Because schema type resolves from layout and every collection ships feeds, the same build powers work that looks unrelated on the surface, so the generator stops reading as a blog tool and starts reading as a content engine wearing many hats at once.
| Use Case | Why It Fits |
|---|---|
| E-commerce | Product schema, catalog from Markdown, SEO emitted per listing |
| SaaS marketing | Landing pages, docs, blog, and changelog from one source |
| News portal | RSS, Atom, and JSON feeds with categories, search, and i18n |
| Product docs | Multiple languages, search index, and version routing |
| Course platform | Chapters authored in Markdown with room to add progress state |
| Agency white-label | Clients edit Markdown while the agency deploys on publish |
| Marketplace listing | Each listing is Markdown plus frontmatter driving its schema |
The through-line is one engine reading frontmatter and folders, so a store, a docs hub, and a news feed all build from one pass.
Folder Becomes Full Site
Staverse turns a folder of Markdown into a complete static site with SEO, feeds, search, and internationalization in one build, growing from a way to ship pages into a generator treating structured data, multilingual content, and speed as defaults.

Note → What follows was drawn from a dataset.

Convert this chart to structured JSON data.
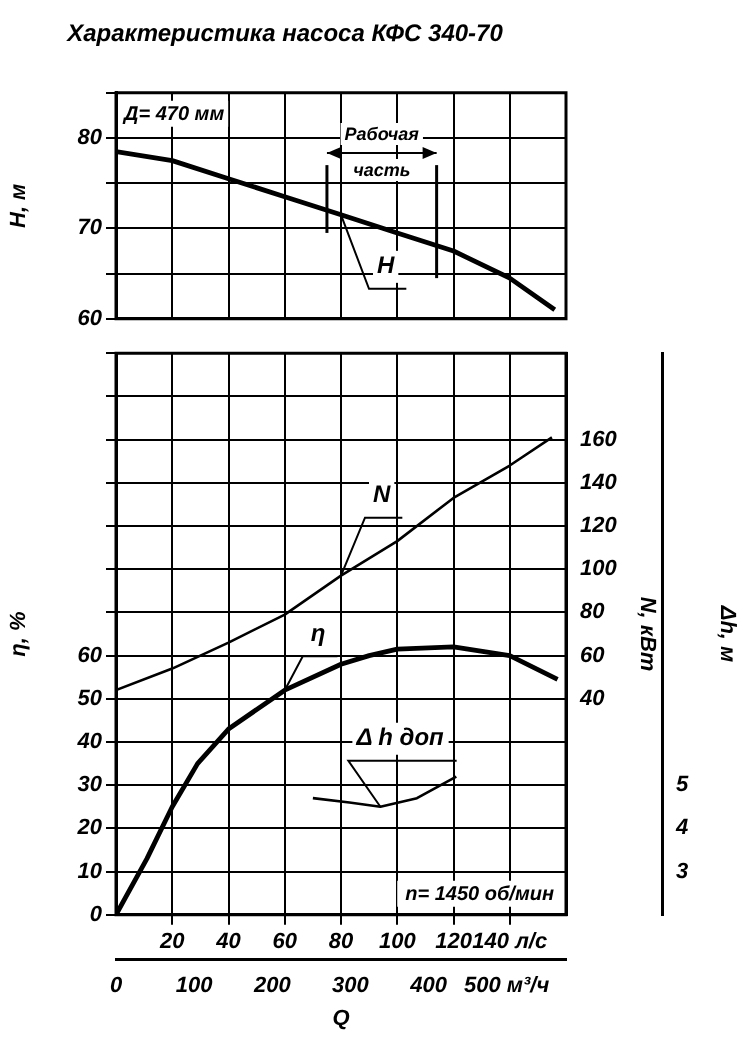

Looking back at the docs, the build reads as one pass from folder to site, Markdown in, pages out, and every concern from SEO to search lands in the same run without a script holding it together, so the editor stays quiet and output keeps stacking.
The docs end where they started, with files in and a site out, and the path between them reads clean, short, and clear throughout.